On her part, Diversity and inclusion expert Dolapo Agbede, founder of Will Way Paradigm, argued for “universal design”, embedding inclusion into policies and infrastructure from the outset rather than retrofitting later at higher cost.
Security, Identity and the Economy
According to Muhammad Abdulkareem, Energy systems engineer and policy expert, leadership and economic policies cannot succeed without security.
“Businesses and communities cannot thrive if people are not safe to move, trade and participate,” he said, linking insecurity to weakened civic trust and economic stagnation.

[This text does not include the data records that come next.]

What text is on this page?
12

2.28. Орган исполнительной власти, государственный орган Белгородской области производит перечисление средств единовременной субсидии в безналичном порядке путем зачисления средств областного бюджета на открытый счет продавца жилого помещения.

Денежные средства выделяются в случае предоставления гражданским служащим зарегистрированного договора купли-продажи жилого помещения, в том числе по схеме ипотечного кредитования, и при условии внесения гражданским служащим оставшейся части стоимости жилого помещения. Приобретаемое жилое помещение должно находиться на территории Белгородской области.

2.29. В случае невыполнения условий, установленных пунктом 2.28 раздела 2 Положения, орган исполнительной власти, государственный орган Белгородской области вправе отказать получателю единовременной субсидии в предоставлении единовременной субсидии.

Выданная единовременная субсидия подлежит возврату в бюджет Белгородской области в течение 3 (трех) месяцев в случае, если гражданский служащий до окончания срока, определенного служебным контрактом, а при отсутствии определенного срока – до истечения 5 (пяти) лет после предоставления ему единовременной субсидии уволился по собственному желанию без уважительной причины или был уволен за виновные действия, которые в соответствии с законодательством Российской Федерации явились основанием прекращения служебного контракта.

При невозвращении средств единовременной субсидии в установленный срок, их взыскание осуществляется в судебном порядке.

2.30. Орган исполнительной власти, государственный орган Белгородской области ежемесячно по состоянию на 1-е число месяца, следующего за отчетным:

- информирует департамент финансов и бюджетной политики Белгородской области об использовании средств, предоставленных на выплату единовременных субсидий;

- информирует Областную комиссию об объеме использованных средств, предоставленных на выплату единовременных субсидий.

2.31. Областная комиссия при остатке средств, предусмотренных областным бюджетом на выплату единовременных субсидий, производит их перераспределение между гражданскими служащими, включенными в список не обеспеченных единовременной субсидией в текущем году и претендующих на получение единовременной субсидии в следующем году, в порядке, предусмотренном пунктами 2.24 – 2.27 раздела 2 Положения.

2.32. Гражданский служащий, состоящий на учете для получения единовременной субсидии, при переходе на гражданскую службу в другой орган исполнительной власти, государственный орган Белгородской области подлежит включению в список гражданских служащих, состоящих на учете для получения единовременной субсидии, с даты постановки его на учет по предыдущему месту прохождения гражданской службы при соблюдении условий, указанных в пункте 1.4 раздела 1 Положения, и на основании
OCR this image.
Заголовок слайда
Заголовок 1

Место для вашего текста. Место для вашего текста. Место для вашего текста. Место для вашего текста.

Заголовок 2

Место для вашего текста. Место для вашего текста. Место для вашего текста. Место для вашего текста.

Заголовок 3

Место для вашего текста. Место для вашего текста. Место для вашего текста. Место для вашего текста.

Political scientist and governance strategist Obafemi George described Nigeria as a country with “pockets of excellence” constrained by structural and constitutional challenges, arguing that citizen ownership and accountability are essential to national cohesion.
A Call to Action Before 2027
Civil society leader Yemisi Ransome-Kuti, founder of the Nigerian Network of NGOs, who also featured in the premiere, reflected on Nigeria’s post-independence years, contrasting early collective accountability with today’s fractured civic culture.
The Leading Woman Show, which will air weekly for 13 weeks on NTA, Channels Television and YouTube, aims to ensure citizens’ voices are heard ahead of the elections.
“The office of the citizen is the highest office in the land,” George-Ogan said. “This show ensures candidates cannot claim ignorance of what Nigerians want.”